Teniente de Gobernador of Santa Fe Province
- In office 1648–1649
- Monarch: Philip IV of Spain
- Preceded by: Pedro Home de Pessoa
- Succeeded by: ?

Personal details
- Born: 1607 Buenos Aires, Argentina
- Died: c.1660 Buenos Aires, Argentina
- Occupation: Politician
- Profession: militia

Military service
- Allegiance: Spanish Empire
- Branch/service: Spanish Army
- Rank: Captain

= Diego Gutiérrez de Humanes =

Diego Gutiérrez de Humanes (1607 - 1660s) was a Spanish politician and military man who served in the Viceroyalty of Peru as Lieutenant Governor of Santa Fe, Argentina.

== Biography ==

Diego Gutiérrez de Humanes was born 1607 in Buenos Aires.
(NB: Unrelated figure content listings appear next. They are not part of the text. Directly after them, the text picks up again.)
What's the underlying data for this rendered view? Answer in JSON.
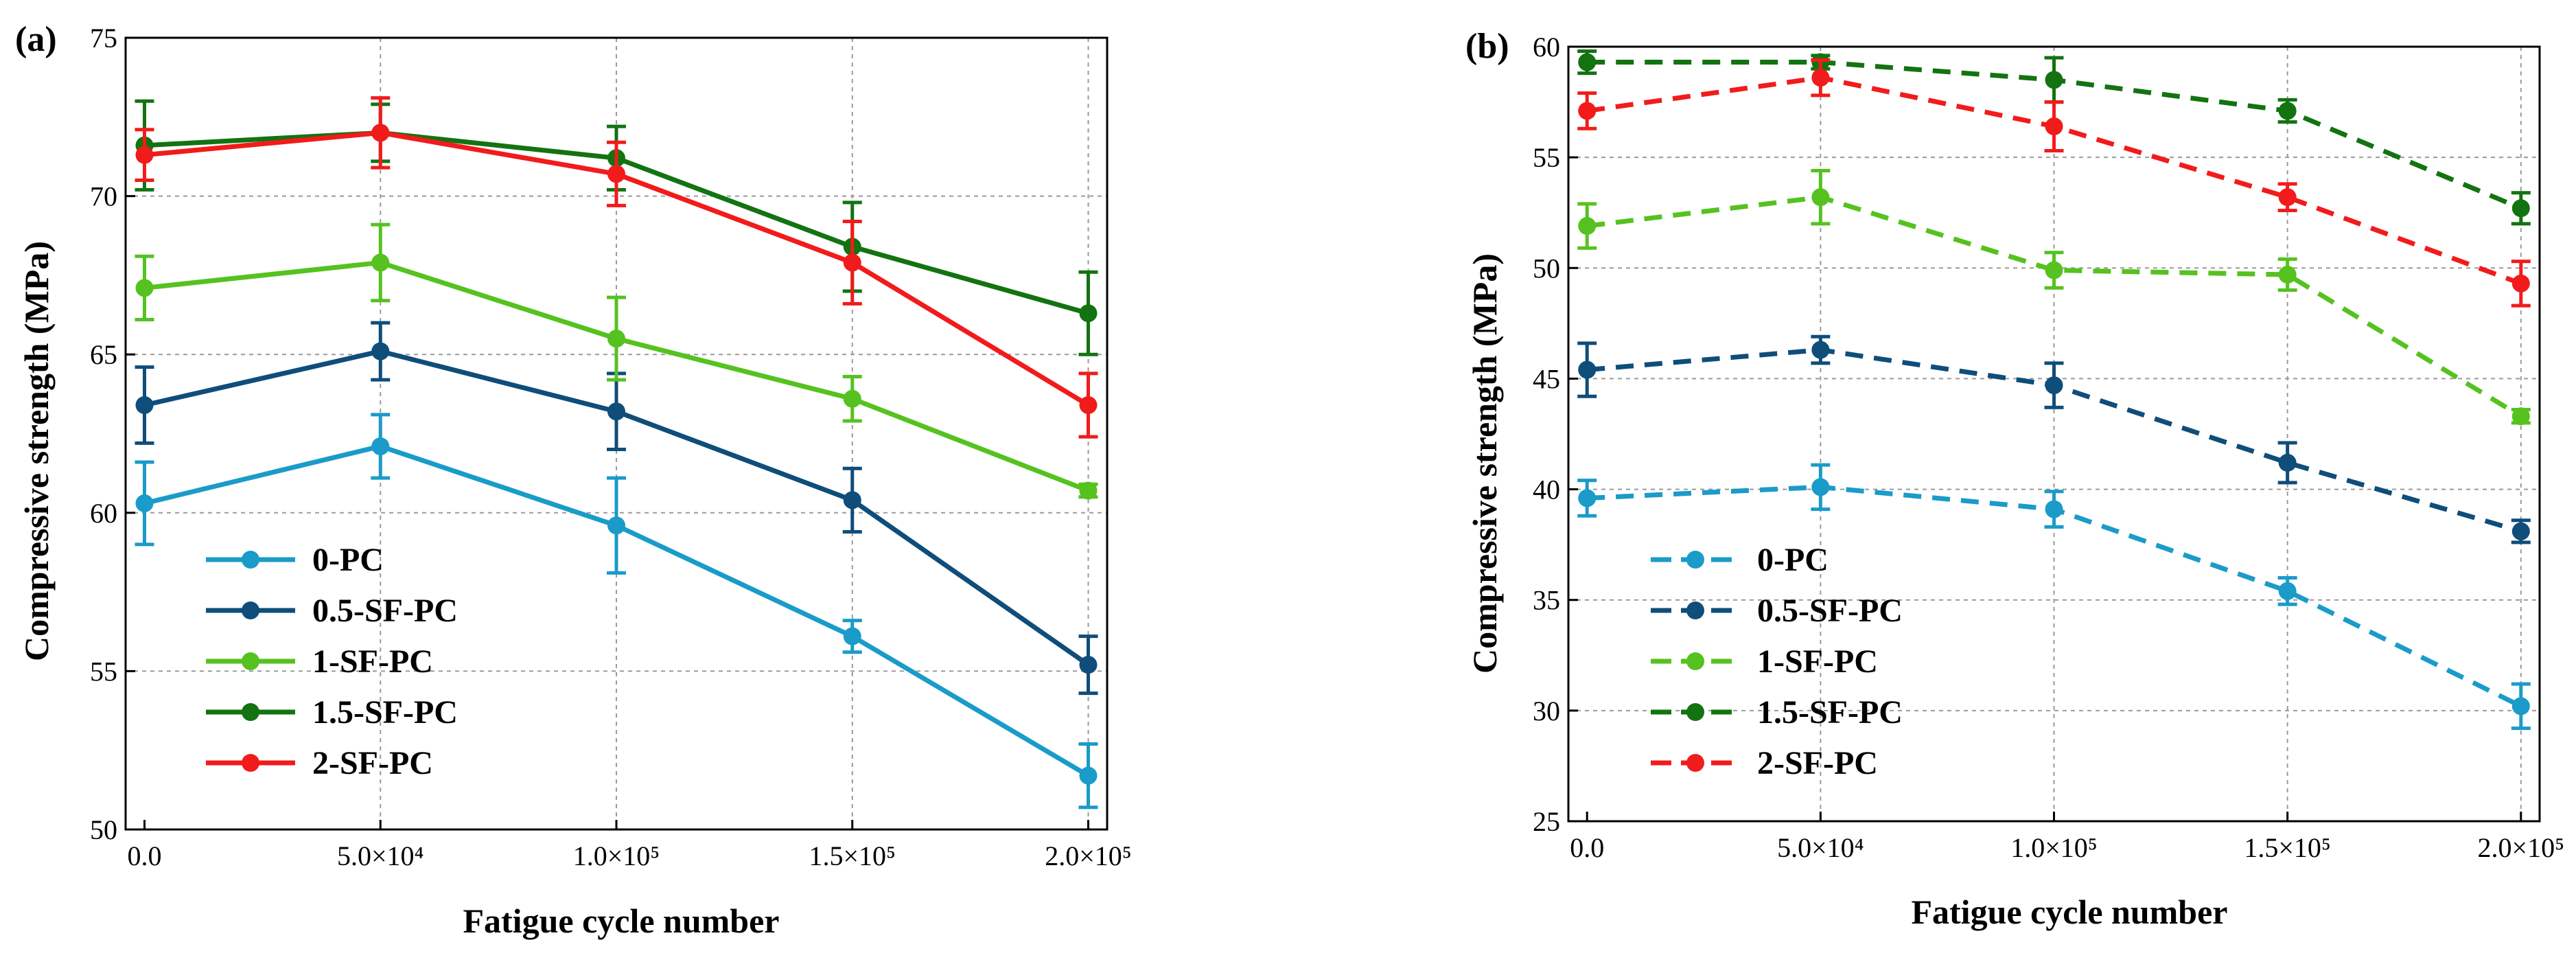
{
  "chart_data": [
    {
      "type": "line",
      "panel_label": "(a)",
      "xlabel": "Fatigue cycle number",
      "ylabel": "Compressive strength (MPa)",
      "x": [
        0,
        50000,
        100000,
        150000,
        200000
      ],
      "x_tick_labels": [
        "0.0",
        "5.0×10⁴",
        "1.0×10⁵",
        "1.5×10⁵",
        "2.0×10⁵"
      ],
      "xlim": [
        -4000,
        204000
      ],
      "ylim": [
        50,
        75
      ],
      "y_ticks": [
        50,
        55,
        60,
        65,
        70,
        75
      ],
      "grid": true,
      "line_style": "solid",
      "legend_position": "lower-left",
      "series": [
        {
          "name": "0-PC",
          "color": "#1a9bc9",
          "values": [
            60.3,
            62.1,
            59.6,
            56.1,
            51.7
          ],
          "errors": [
            1.3,
            1.0,
            1.5,
            0.5,
            1.0
          ]
        },
        {
          "name": "0.5-SF-PC",
          "color": "#0f4d7a",
          "values": [
            63.4,
            65.1,
            63.2,
            60.4,
            55.2
          ],
          "errors": [
            1.2,
            0.9,
            1.2,
            1.0,
            0.9
          ]
        },
        {
          "name": "1-SF-PC",
          "color": "#55c21f",
          "values": [
            67.1,
            67.9,
            65.5,
            63.6,
            60.7
          ],
          "errors": [
            1.0,
            1.2,
            1.3,
            0.7,
            0.2
          ]
        },
        {
          "name": "1.5-SF-PC",
          "color": "#137311",
          "values": [
            71.6,
            72.0,
            71.2,
            68.4,
            66.3
          ],
          "errors": [
            1.4,
            0.9,
            1.0,
            1.4,
            1.3
          ]
        },
        {
          "name": "2-SF-PC",
          "color": "#f21b1b",
          "values": [
            71.3,
            72.0,
            70.7,
            67.9,
            63.4
          ],
          "errors": [
            0.8,
            1.1,
            1.0,
            1.3,
            1.0
          ]
        }
      ]
    },
    {
      "type": "line",
      "panel_label": "(b)",
      "xlabel": "Fatigue cycle number",
      "ylabel": "Compressive strength (MPa)",
      "x": [
        0,
        50000,
        100000,
        150000,
        200000
      ],
      "x_tick_labels": [
        "0.0",
        "5.0×10⁴",
        "1.0×10⁵",
        "1.5×10⁵",
        "2.0×10⁵"
      ],
      "xlim": [
        -4000,
        204000
      ],
      "ylim": [
        25,
        60
      ],
      "y_ticks": [
        25,
        30,
        35,
        40,
        45,
        50,
        55,
        60
      ],
      "grid": true,
      "line_style": "dashed",
      "legend_position": "lower-left",
      "series": [
        {
          "name": "0-PC",
          "color": "#1a9bc9",
          "values": [
            39.6,
            40.1,
            39.1,
            35.4,
            30.2
          ],
          "errors": [
            0.8,
            1.0,
            0.8,
            0.6,
            1.0
          ]
        },
        {
          "name": "0.5-SF-PC",
          "color": "#0f4d7a",
          "values": [
            45.4,
            46.3,
            44.7,
            41.2,
            38.1
          ],
          "errors": [
            1.2,
            0.6,
            1.0,
            0.9,
            0.5
          ]
        },
        {
          "name": "1-SF-PC",
          "color": "#55c21f",
          "values": [
            51.9,
            53.2,
            49.9,
            49.7,
            43.3
          ],
          "errors": [
            1.0,
            1.2,
            0.8,
            0.7,
            0.3
          ]
        },
        {
          "name": "1.5-SF-PC",
          "color": "#137311",
          "values": [
            59.3,
            59.3,
            58.5,
            57.1,
            52.7
          ],
          "errors": [
            0.5,
            0.3,
            1.0,
            0.5,
            0.7
          ]
        },
        {
          "name": "2-SF-PC",
          "color": "#f21b1b",
          "values": [
            57.1,
            58.6,
            56.4,
            53.2,
            49.3
          ],
          "errors": [
            0.8,
            0.8,
            1.1,
            0.6,
            1.0
          ]
        }
      ]
    }
  ]
}
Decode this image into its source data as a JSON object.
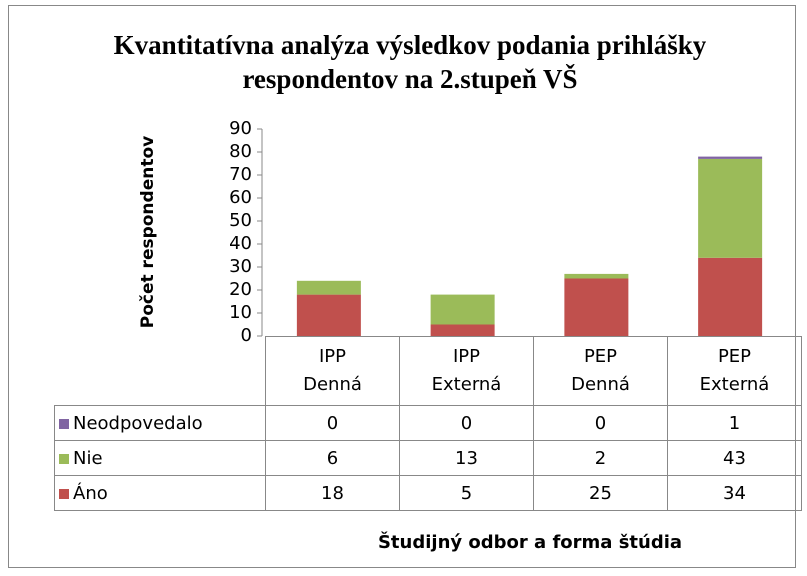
{
  "chart_data": {
    "type": "stacked_bar",
    "title": "Kvantitatívna analýza výsledkov podania prihlášky respondentov na 2.stupeň VŠ",
    "ylabel": "Počet respondentov",
    "xlabel": "Študijný odbor a forma štúdia",
    "categories": [
      "IPP Denná",
      "IPP Externá",
      "PEP Denná",
      "PEP Externá"
    ],
    "series": [
      {
        "name": "Áno",
        "color": "#c0504d",
        "values": [
          18,
          5,
          25,
          34
        ]
      },
      {
        "name": "Nie",
        "color": "#9bbb59",
        "values": [
          6,
          13,
          2,
          43
        ]
      },
      {
        "name": "Neodpovedalo",
        "color": "#8064a2",
        "values": [
          0,
          0,
          0,
          1
        ]
      }
    ],
    "ylim": [
      0,
      90
    ],
    "yticks": [
      0,
      10,
      20,
      30,
      40,
      50,
      60,
      70,
      80,
      90
    ]
  }
}
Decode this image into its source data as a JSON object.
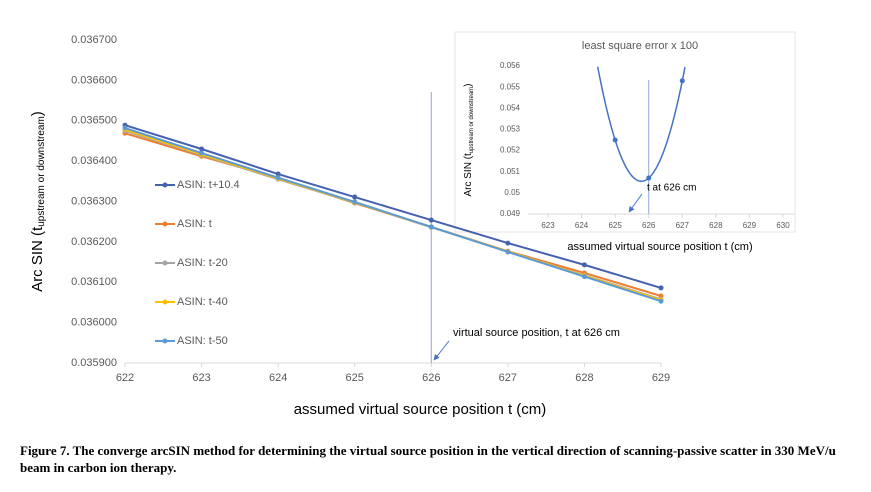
{
  "chart_data": [
    {
      "type": "line",
      "x_label": "assumed virtual source position t (cm)",
      "y_label": [
        "Arc SIN (t",
        "upstream or downstream",
        ")"
      ],
      "x": [
        622,
        623,
        624,
        625,
        626,
        627,
        628,
        629
      ],
      "xlim": [
        622,
        629
      ],
      "xticks": [
        622,
        623,
        624,
        625,
        626,
        627,
        628,
        629
      ],
      "ylim": [
        0.0359,
        0.0367
      ],
      "yticks": [
        {
          "value": 0.0359,
          "label": "0.035900"
        },
        {
          "value": 0.036,
          "label": "0.036000"
        },
        {
          "value": 0.0361,
          "label": "0.036100"
        },
        {
          "value": 0.0362,
          "label": "0.036200"
        },
        {
          "value": 0.0363,
          "label": "0.036300"
        },
        {
          "value": 0.0364,
          "label": "0.036400"
        },
        {
          "value": 0.0365,
          "label": "0.036500"
        },
        {
          "value": 0.0366,
          "label": "0.036600"
        },
        {
          "value": 0.0367,
          "label": "0.036700"
        }
      ],
      "grid": false,
      "legend": "left",
      "vline": 626,
      "annotation": "virtual source position, t  at 626 cm",
      "series": [
        {
          "name": "ASIN: t+10.4",
          "color": "#4661b0",
          "values": [
            0.036489,
            0.03643,
            0.036368,
            0.036311,
            0.036254,
            0.036197,
            0.036143,
            0.036086
          ]
        },
        {
          "name": "ASIN: t",
          "color": "#ed7d31",
          "values": [
            0.036469,
            0.036412,
            0.036358,
            0.036296,
            0.036237,
            0.036177,
            0.036123,
            0.036066
          ]
        },
        {
          "name": "ASIN: t-20",
          "color": "#a5a5a5",
          "values": [
            0.036475,
            0.036415,
            0.036355,
            0.036297,
            0.036236,
            0.036176,
            0.036117,
            0.036058
          ]
        },
        {
          "name": "ASIN: t-40",
          "color": "#ffc000",
          "values": [
            0.036478,
            0.036417,
            0.036357,
            0.036298,
            0.036237,
            0.036176,
            0.036116,
            0.036056
          ]
        },
        {
          "name": "ASIN: t-50",
          "color": "#5b9bd5",
          "values": [
            0.036482,
            0.03642,
            0.036359,
            0.036299,
            0.036237,
            0.036175,
            0.036114,
            0.036053
          ]
        }
      ]
    },
    {
      "type": "parabola",
      "title": "least square error x 100",
      "x_label": "assumed virtual source position t (cm)",
      "y_label": [
        "Arc SIN (t",
        "upstream or downstream",
        ")"
      ],
      "x": [
        625,
        626,
        627
      ],
      "xlim": [
        623,
        630
      ],
      "xticks": [
        623,
        624,
        625,
        626,
        627,
        628,
        629,
        630
      ],
      "ylim": [
        0.049,
        0.056
      ],
      "yticks": [
        0.049,
        0.05,
        0.051,
        0.052,
        0.053,
        0.054,
        0.055,
        0.056
      ],
      "vline": 626,
      "annotation": "t  at 626 cm",
      "series": [
        {
          "name": "least square error",
          "color": "#4472c4",
          "values": [
            0.0525,
            0.0507,
            0.0553
          ]
        }
      ]
    }
  ],
  "caption": "Figure 7. The converge arcSIN method for determining the virtual source position in the vertical direction of scanning-passive scatter in 330 MeV/u beam in carbon ion therapy."
}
As the son of Pedro Gutiérrez and Mayor Humanés de Molina, he belonged to a distinguished Spanish family. He was married to Leonor Carbajal, daughter of Gonzalo Carbajal and María de Salas y Reynoso. In 1633 Diego Gutiérrez de Humanes, was elected Alcalde de la santa hermandad, in the town of Monte Grande. His brother Juan Gutierrez de Humanes, served as Alcalde of second vote in Buenos Aires in 1648.

Diego Gutiérrez de Humanes, and his brother had received land grants in Parana, Santa Lucía and in the present territories of San Pedro and Arrecifes.